2017年3月29日(水)

46人死亡…昨年、県内の困窮者宿泊所 今後増の可能性、その背景は

 生活困窮者に対して、NPO法人などが一時的な滞在の場を提供する県内の無料低額宿泊所で、昨年1年間に少なくとも計約46人の入居者が死亡していることが、埼玉新聞の実施した市町村への調査で分かった。60歳以上の入居者が6割超に上り、入居期間も長期化していることが背景とみられる。県はガイドラインで入居期間を原則1年と定め、事業者に転居支援をするように求めているが、専門家は行き場のない高齢者の「終(つい)のすみか」として利用される恐れがあると指摘している。

 県によると、昨年4月時点の県内の宿泊所は56施設で、入居者数は2573人。約98%が生活保護受給者でほとんどが男性だった。平均年齢は59・2歳。60歳以上が6割、70歳以上が2割に上る。

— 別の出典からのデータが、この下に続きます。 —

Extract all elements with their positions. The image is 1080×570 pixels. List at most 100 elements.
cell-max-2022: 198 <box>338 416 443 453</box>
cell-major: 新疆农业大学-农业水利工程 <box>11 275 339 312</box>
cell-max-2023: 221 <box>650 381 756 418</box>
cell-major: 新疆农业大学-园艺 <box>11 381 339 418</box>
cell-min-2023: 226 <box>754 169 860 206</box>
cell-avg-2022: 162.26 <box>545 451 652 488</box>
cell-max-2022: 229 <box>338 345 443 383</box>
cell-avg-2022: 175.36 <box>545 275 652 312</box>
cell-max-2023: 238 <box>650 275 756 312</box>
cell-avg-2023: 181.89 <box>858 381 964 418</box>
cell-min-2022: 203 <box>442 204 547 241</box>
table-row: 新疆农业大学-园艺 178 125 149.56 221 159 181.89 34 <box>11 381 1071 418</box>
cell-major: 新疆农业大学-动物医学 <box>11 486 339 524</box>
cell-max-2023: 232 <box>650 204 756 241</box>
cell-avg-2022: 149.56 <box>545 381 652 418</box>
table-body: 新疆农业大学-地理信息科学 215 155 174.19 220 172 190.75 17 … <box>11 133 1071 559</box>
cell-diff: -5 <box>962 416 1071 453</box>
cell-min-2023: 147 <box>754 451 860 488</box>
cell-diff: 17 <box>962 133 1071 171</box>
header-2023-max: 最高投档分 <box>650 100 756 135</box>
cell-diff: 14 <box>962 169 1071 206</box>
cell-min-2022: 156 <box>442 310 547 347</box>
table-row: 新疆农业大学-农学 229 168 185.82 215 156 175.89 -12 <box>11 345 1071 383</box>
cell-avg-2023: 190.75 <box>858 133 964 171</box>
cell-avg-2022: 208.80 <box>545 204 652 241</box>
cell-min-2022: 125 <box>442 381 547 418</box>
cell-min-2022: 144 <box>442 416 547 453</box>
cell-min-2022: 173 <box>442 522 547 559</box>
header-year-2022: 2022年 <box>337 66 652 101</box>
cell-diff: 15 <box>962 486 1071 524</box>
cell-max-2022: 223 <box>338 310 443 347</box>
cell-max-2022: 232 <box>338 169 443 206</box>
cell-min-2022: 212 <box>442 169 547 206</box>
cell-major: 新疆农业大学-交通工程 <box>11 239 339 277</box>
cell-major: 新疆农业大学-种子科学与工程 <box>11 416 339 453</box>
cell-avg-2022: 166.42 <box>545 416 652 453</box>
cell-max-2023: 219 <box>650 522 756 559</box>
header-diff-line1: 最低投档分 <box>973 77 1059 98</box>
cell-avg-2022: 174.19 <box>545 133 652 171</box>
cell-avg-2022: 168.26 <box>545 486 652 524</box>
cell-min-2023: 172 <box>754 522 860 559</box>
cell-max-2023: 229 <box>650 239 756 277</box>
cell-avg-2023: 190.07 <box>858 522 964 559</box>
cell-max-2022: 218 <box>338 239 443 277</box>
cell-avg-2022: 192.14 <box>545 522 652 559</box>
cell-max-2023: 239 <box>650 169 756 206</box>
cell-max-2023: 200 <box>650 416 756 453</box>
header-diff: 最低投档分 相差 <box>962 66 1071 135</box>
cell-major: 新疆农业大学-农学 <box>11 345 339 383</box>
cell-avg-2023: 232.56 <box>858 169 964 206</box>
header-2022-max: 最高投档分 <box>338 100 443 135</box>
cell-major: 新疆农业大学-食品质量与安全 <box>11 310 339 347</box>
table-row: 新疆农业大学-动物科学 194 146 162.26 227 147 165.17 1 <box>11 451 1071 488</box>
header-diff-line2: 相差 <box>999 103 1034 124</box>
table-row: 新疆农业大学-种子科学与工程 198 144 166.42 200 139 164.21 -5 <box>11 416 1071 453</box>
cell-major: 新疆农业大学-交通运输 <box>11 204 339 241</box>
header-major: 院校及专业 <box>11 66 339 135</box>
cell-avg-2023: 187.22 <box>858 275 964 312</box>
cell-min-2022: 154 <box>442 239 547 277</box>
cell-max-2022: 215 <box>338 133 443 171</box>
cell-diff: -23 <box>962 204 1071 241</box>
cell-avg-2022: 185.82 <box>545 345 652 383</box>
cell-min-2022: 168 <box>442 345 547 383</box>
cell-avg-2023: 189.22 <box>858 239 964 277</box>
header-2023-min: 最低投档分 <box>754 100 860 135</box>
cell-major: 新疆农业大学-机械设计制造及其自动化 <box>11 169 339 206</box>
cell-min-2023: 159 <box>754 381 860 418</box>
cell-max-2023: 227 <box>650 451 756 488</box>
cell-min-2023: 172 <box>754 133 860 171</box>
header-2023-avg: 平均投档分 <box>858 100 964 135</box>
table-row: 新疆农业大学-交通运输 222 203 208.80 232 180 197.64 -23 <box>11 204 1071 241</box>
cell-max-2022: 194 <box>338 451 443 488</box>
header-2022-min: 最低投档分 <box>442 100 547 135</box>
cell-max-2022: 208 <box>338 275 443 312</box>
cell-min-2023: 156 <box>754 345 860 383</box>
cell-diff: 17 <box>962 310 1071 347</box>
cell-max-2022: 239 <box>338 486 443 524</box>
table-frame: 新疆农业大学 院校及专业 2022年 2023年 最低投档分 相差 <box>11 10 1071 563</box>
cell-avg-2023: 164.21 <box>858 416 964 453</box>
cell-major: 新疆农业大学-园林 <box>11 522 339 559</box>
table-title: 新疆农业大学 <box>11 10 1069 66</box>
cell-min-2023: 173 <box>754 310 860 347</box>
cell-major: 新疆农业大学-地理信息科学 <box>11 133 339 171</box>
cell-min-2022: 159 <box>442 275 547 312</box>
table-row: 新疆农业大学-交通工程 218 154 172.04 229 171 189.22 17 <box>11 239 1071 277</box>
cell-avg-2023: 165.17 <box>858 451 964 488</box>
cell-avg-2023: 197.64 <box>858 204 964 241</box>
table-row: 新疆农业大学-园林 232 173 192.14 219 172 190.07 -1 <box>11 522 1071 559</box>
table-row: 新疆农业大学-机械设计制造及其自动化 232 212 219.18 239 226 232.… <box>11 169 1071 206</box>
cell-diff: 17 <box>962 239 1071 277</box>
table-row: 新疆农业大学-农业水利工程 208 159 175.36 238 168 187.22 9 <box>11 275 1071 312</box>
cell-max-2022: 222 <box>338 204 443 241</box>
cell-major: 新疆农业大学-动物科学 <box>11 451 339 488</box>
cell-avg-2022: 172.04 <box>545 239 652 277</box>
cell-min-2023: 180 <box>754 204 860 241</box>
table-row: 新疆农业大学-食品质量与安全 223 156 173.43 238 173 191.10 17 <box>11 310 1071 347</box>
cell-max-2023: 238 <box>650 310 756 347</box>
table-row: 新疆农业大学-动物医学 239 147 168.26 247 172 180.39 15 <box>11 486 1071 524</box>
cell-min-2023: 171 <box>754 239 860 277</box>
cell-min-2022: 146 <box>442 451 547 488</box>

 県はガイドラインで入居期間を原則1年と定め、事業者に対して安定した住まいへの移行を支援するように明記。だが、入居期間は平均3年1カ月で、7年以上は約2割と長期化している。

 県社会福祉課の担当者は高齢・長期化の背景として、「自活できない人が多く、安住してしまう傾向がある」と分析。身寄りのない高齢者を受け入れる施設が不足し、全体の約8割は福祉事務所の紹介で入居しているという。

 県内の各福祉事務所やさいたま市によると、昨年1年間で約46人が入居中に死亡退所した。さいたま市の16人に次ぎ、戸田市の7人、川口市の5人、草加、越谷、所沢市の各3人が続いた。さいたま市は所管する15施設から回答を得た数字で、入院後に一定期間経過して死亡したケースなどは数に入っていない。同市は本年度、初めて死亡者数を調べたとしており、「入居者の高齢化で今後、死亡者が増える可能性はある」と話した。

 一部の無料低額宿泊所では生活保護受給者を囲い込み、保護費の大半を受け取っているなど、「貧困ビジネス」の温床となっている。県社会福祉課の担当者は「無料低額宿泊所は届け出制で、業者側の専門性や資格を定める基準はなく、悪質な業者も入り込みやすい。立ち入り調査をするなどして指導している」としている。宿泊所の開設を許認可制にするなど、運営基準を強化するよう厚生労働省に要望を続けているという。

 貧困問題に取り組むNPO法人ほっとプラスの藤田孝典代表理事は「無料低額宿泊所に入ったら『終のすみか』としてそのまま放置されてしまう現状がまん延している。転居する場合には保証人を求められる場合も多く、低所得で身寄りのない人の行き場を探しにくい現状がある」と指摘。その上で、「一時的な場であることを念頭に、ケースワーカーが半年から1年の間で転居させるという倫理観で取り組む必要がある」と話した。